At some level it's idiomatic C code. It's just the way things are usually done. If that's your big performance bottleneck you're likely working on a unique problem.
However, looking at my K&R The C Programming Language, 1st edition, the first instance I find of i in a loop (pp 38) does use ++i rather than i++.
Im my opinion it became more fashionable with the creation of C++ as C++ enables you to call ++ on non-trivial objects.
Ok, I elaborate: If you call i++ and i is a non-trivial object, then storing a copy containing the value of i before the increment will be more expensive than for say a pointer or an integer.
I think my predecessors are right regarding the side effects of choosing postincrement over preincrement.

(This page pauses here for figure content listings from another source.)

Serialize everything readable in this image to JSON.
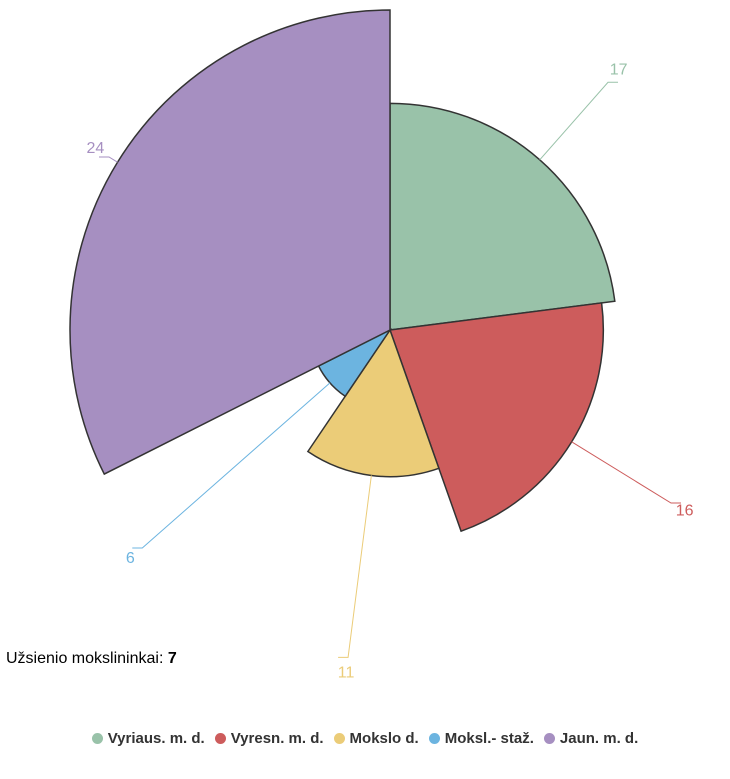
{
  "chart_data": {
    "type": "pie",
    "rose": true,
    "categories": [
      "Vyriaus. m. d.",
      "Vyresn. m. d.",
      "Mokslo d.",
      "Moksl.- staž.",
      "Jaun. m. d."
    ],
    "values": [
      17,
      16,
      11,
      6,
      24
    ],
    "colors": [
      "#99c2a9",
      "#cd5c5c",
      "#ebcc78",
      "#6cb4e0",
      "#a68fc1"
    ],
    "note": {
      "label": "Užsienio mokslininkai:",
      "value": 7
    }
  }
}
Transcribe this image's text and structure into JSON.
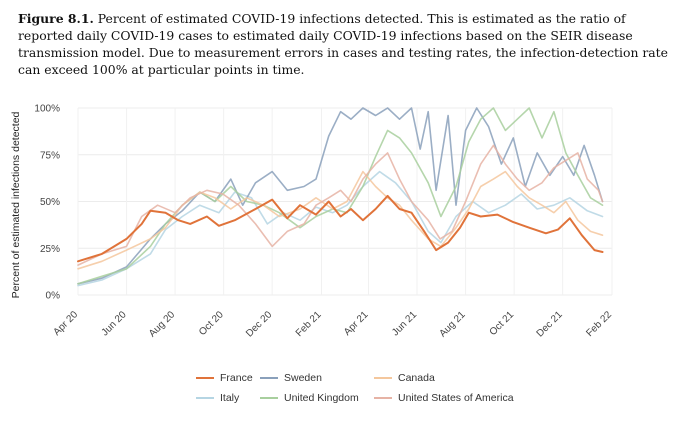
{
  "caption": {
    "label": "Figure 8.1.",
    "text": "Percent of estimated COVID-19 infections detected. This is estimated as the ratio of reported daily COVID-19 cases to estimated daily COVID-19 infections based on the SEIR disease transmission model. Due to measurement errors in cases and testing rates, the infection-detection rate can exceed 100% at particular points in time."
  },
  "chart_data": {
    "type": "line",
    "title": "",
    "xlabel": "",
    "ylabel": "Percent of estimated infections detected",
    "x_ticks": [
      "Apr 20",
      "Jun 20",
      "Aug 20",
      "Oct 20",
      "Dec 20",
      "Feb 21",
      "Apr 21",
      "Jun 21",
      "Aug 21",
      "Oct 21",
      "Dec 21",
      "Feb 22"
    ],
    "y_ticks": [
      "0%",
      "25%",
      "50%",
      "75%",
      "100%"
    ],
    "ylim": [
      0,
      100
    ],
    "x_start": "2020-04-01",
    "x_end": "2022-02-01",
    "grid": true,
    "legend_position": "bottom",
    "series": [
      {
        "name": "France",
        "color": "#e0733a",
        "emphasis": true,
        "points": [
          [
            "2020-04-01",
            18
          ],
          [
            "2020-05-01",
            22
          ],
          [
            "2020-06-01",
            30
          ],
          [
            "2020-06-20",
            38
          ],
          [
            "2020-07-01",
            45
          ],
          [
            "2020-07-20",
            44
          ],
          [
            "2020-08-05",
            40
          ],
          [
            "2020-08-20",
            38
          ],
          [
            "2020-09-10",
            42
          ],
          [
            "2020-09-25",
            37
          ],
          [
            "2020-10-15",
            40
          ],
          [
            "2020-11-10",
            46
          ],
          [
            "2020-12-01",
            51
          ],
          [
            "2020-12-20",
            41
          ],
          [
            "2021-01-05",
            48
          ],
          [
            "2021-01-25",
            43
          ],
          [
            "2021-02-10",
            50
          ],
          [
            "2021-02-25",
            42
          ],
          [
            "2021-03-10",
            46
          ],
          [
            "2021-03-25",
            40
          ],
          [
            "2021-04-10",
            46
          ],
          [
            "2021-04-25",
            53
          ],
          [
            "2021-05-10",
            46
          ],
          [
            "2021-05-25",
            44
          ],
          [
            "2021-06-10",
            34
          ],
          [
            "2021-06-25",
            24
          ],
          [
            "2021-07-10",
            28
          ],
          [
            "2021-07-25",
            36
          ],
          [
            "2021-08-05",
            44
          ],
          [
            "2021-08-20",
            42
          ],
          [
            "2021-09-10",
            43
          ],
          [
            "2021-09-30",
            39
          ],
          [
            "2021-10-20",
            36
          ],
          [
            "2021-11-10",
            33
          ],
          [
            "2021-11-25",
            35
          ],
          [
            "2021-12-10",
            41
          ],
          [
            "2021-12-25",
            32
          ],
          [
            "2022-01-10",
            24
          ],
          [
            "2022-01-20",
            23
          ]
        ]
      },
      {
        "name": "Italy",
        "color": "#b5d5e3",
        "emphasis": false,
        "points": [
          [
            "2020-04-01",
            5
          ],
          [
            "2020-05-01",
            8
          ],
          [
            "2020-06-01",
            14
          ],
          [
            "2020-07-01",
            22
          ],
          [
            "2020-07-20",
            35
          ],
          [
            "2020-08-10",
            42
          ],
          [
            "2020-09-01",
            48
          ],
          [
            "2020-09-25",
            44
          ],
          [
            "2020-10-15",
            55
          ],
          [
            "2020-11-05",
            52
          ],
          [
            "2020-11-25",
            38
          ],
          [
            "2020-12-15",
            44
          ],
          [
            "2021-01-05",
            40
          ],
          [
            "2021-01-25",
            47
          ],
          [
            "2021-02-15",
            44
          ],
          [
            "2021-03-05",
            48
          ],
          [
            "2021-03-25",
            58
          ],
          [
            "2021-04-15",
            66
          ],
          [
            "2021-05-05",
            60
          ],
          [
            "2021-05-25",
            50
          ],
          [
            "2021-06-15",
            34
          ],
          [
            "2021-07-01",
            28
          ],
          [
            "2021-07-20",
            42
          ],
          [
            "2021-08-10",
            50
          ],
          [
            "2021-08-30",
            44
          ],
          [
            "2021-09-20",
            48
          ],
          [
            "2021-10-10",
            54
          ],
          [
            "2021-10-30",
            46
          ],
          [
            "2021-11-20",
            48
          ],
          [
            "2021-12-10",
            52
          ],
          [
            "2022-01-01",
            45
          ],
          [
            "2022-01-20",
            42
          ]
        ]
      },
      {
        "name": "Sweden",
        "color": "#8aa0bb",
        "emphasis": false,
        "points": [
          [
            "2020-04-01",
            6
          ],
          [
            "2020-05-01",
            9
          ],
          [
            "2020-06-01",
            15
          ],
          [
            "2020-07-01",
            30
          ],
          [
            "2020-07-20",
            38
          ],
          [
            "2020-08-10",
            45
          ],
          [
            "2020-09-01",
            55
          ],
          [
            "2020-09-20",
            50
          ],
          [
            "2020-10-10",
            62
          ],
          [
            "2020-10-25",
            48
          ],
          [
            "2020-11-10",
            60
          ],
          [
            "2020-12-01",
            66
          ],
          [
            "2020-12-20",
            56
          ],
          [
            "2021-01-10",
            58
          ],
          [
            "2021-01-25",
            62
          ],
          [
            "2021-02-10",
            85
          ],
          [
            "2021-02-25",
            98
          ],
          [
            "2021-03-10",
            94
          ],
          [
            "2021-03-25",
            100
          ],
          [
            "2021-04-10",
            96
          ],
          [
            "2021-04-25",
            100
          ],
          [
            "2021-05-10",
            94
          ],
          [
            "2021-05-25",
            100
          ],
          [
            "2021-06-05",
            78
          ],
          [
            "2021-06-15",
            98
          ],
          [
            "2021-06-25",
            56
          ],
          [
            "2021-07-10",
            96
          ],
          [
            "2021-07-20",
            48
          ],
          [
            "2021-08-01",
            88
          ],
          [
            "2021-08-15",
            100
          ],
          [
            "2021-08-30",
            90
          ],
          [
            "2021-09-15",
            70
          ],
          [
            "2021-09-30",
            84
          ],
          [
            "2021-10-15",
            58
          ],
          [
            "2021-10-30",
            76
          ],
          [
            "2021-11-15",
            64
          ],
          [
            "2021-12-01",
            74
          ],
          [
            "2021-12-15",
            64
          ],
          [
            "2021-12-28",
            80
          ],
          [
            "2022-01-10",
            64
          ],
          [
            "2022-01-20",
            50
          ]
        ]
      },
      {
        "name": "United Kingdom",
        "color": "#a8cf9e",
        "emphasis": false,
        "points": [
          [
            "2020-04-01",
            6
          ],
          [
            "2020-05-01",
            10
          ],
          [
            "2020-06-01",
            14
          ],
          [
            "2020-07-01",
            26
          ],
          [
            "2020-07-20",
            38
          ],
          [
            "2020-08-10",
            48
          ],
          [
            "2020-09-01",
            55
          ],
          [
            "2020-09-20",
            50
          ],
          [
            "2020-10-10",
            58
          ],
          [
            "2020-10-30",
            50
          ],
          [
            "2020-11-20",
            48
          ],
          [
            "2020-12-10",
            44
          ],
          [
            "2021-01-05",
            36
          ],
          [
            "2021-01-25",
            42
          ],
          [
            "2021-02-15",
            46
          ],
          [
            "2021-03-05",
            44
          ],
          [
            "2021-03-25",
            58
          ],
          [
            "2021-04-10",
            74
          ],
          [
            "2021-04-25",
            88
          ],
          [
            "2021-05-10",
            84
          ],
          [
            "2021-05-25",
            76
          ],
          [
            "2021-06-15",
            60
          ],
          [
            "2021-07-01",
            42
          ],
          [
            "2021-07-20",
            58
          ],
          [
            "2021-08-05",
            82
          ],
          [
            "2021-08-20",
            94
          ],
          [
            "2021-09-05",
            100
          ],
          [
            "2021-09-20",
            88
          ],
          [
            "2021-10-05",
            94
          ],
          [
            "2021-10-20",
            100
          ],
          [
            "2021-11-05",
            84
          ],
          [
            "2021-11-20",
            98
          ],
          [
            "2021-12-05",
            76
          ],
          [
            "2021-12-20",
            64
          ],
          [
            "2022-01-05",
            52
          ],
          [
            "2022-01-20",
            48
          ]
        ]
      },
      {
        "name": "Canada",
        "color": "#f4c79d",
        "emphasis": false,
        "points": [
          [
            "2020-04-01",
            14
          ],
          [
            "2020-05-01",
            18
          ],
          [
            "2020-06-01",
            24
          ],
          [
            "2020-07-01",
            30
          ],
          [
            "2020-07-20",
            36
          ],
          [
            "2020-08-10",
            48
          ],
          [
            "2020-09-01",
            55
          ],
          [
            "2020-09-20",
            52
          ],
          [
            "2020-10-10",
            46
          ],
          [
            "2020-10-30",
            52
          ],
          [
            "2020-11-20",
            48
          ],
          [
            "2020-12-10",
            42
          ],
          [
            "2021-01-05",
            46
          ],
          [
            "2021-01-25",
            52
          ],
          [
            "2021-02-15",
            46
          ],
          [
            "2021-03-05",
            50
          ],
          [
            "2021-03-25",
            66
          ],
          [
            "2021-04-10",
            58
          ],
          [
            "2021-04-25",
            52
          ],
          [
            "2021-05-10",
            48
          ],
          [
            "2021-05-25",
            40
          ],
          [
            "2021-06-15",
            30
          ],
          [
            "2021-07-01",
            26
          ],
          [
            "2021-07-20",
            36
          ],
          [
            "2021-08-05",
            46
          ],
          [
            "2021-08-20",
            58
          ],
          [
            "2021-09-05",
            62
          ],
          [
            "2021-09-20",
            66
          ],
          [
            "2021-10-05",
            58
          ],
          [
            "2021-10-20",
            52
          ],
          [
            "2021-11-05",
            48
          ],
          [
            "2021-11-20",
            44
          ],
          [
            "2021-12-05",
            50
          ],
          [
            "2021-12-20",
            40
          ],
          [
            "2022-01-05",
            34
          ],
          [
            "2022-01-20",
            32
          ]
        ]
      },
      {
        "name": "United States of America",
        "color": "#e6b3a5",
        "emphasis": false,
        "points": [
          [
            "2020-04-01",
            16
          ],
          [
            "2020-05-01",
            22
          ],
          [
            "2020-06-01",
            26
          ],
          [
            "2020-06-20",
            42
          ],
          [
            "2020-07-10",
            48
          ],
          [
            "2020-08-01",
            44
          ],
          [
            "2020-08-20",
            52
          ],
          [
            "2020-09-10",
            56
          ],
          [
            "2020-09-30",
            54
          ],
          [
            "2020-10-20",
            48
          ],
          [
            "2020-11-10",
            38
          ],
          [
            "2020-12-01",
            26
          ],
          [
            "2020-12-20",
            34
          ],
          [
            "2021-01-10",
            38
          ],
          [
            "2021-01-25",
            48
          ],
          [
            "2021-02-10",
            52
          ],
          [
            "2021-02-25",
            56
          ],
          [
            "2021-03-10",
            50
          ],
          [
            "2021-03-25",
            62
          ],
          [
            "2021-04-10",
            70
          ],
          [
            "2021-04-25",
            76
          ],
          [
            "2021-05-10",
            62
          ],
          [
            "2021-05-25",
            50
          ],
          [
            "2021-06-15",
            40
          ],
          [
            "2021-06-30",
            30
          ],
          [
            "2021-07-15",
            34
          ],
          [
            "2021-08-01",
            50
          ],
          [
            "2021-08-20",
            70
          ],
          [
            "2021-09-05",
            80
          ],
          [
            "2021-09-20",
            70
          ],
          [
            "2021-10-05",
            62
          ],
          [
            "2021-10-20",
            56
          ],
          [
            "2021-11-05",
            60
          ],
          [
            "2021-11-20",
            68
          ],
          [
            "2021-12-05",
            72
          ],
          [
            "2021-12-20",
            76
          ],
          [
            "2022-01-01",
            62
          ],
          [
            "2022-01-15",
            56
          ],
          [
            "2022-01-20",
            50
          ]
        ]
      }
    ]
  }
}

For it's fashonability, it may be as simple as that you start all three expressions within the for statement the same repetitive way, something the human brain seems to lean towards to.
I would add up to what other people told you that the main rule is: be consistent. Pick one, and do not use the other one unless it is a specific case.
If the loop is too long, you need to reload the value in the cache to increment it before the jump to the begining.
What you don't need with ++i, no cache move.
In C, all operators that result in a variable having a new value besides prefix inc/dec modify the left hand variable (i=2, i+=5, etc). So in situations where ++i and i++ can be interchanged, many people are more comfortable with i++ because the operator is on the right hand side, modifying the left hand variable
Please tell me if that first sentence is incorrect, I'm not an expert with C.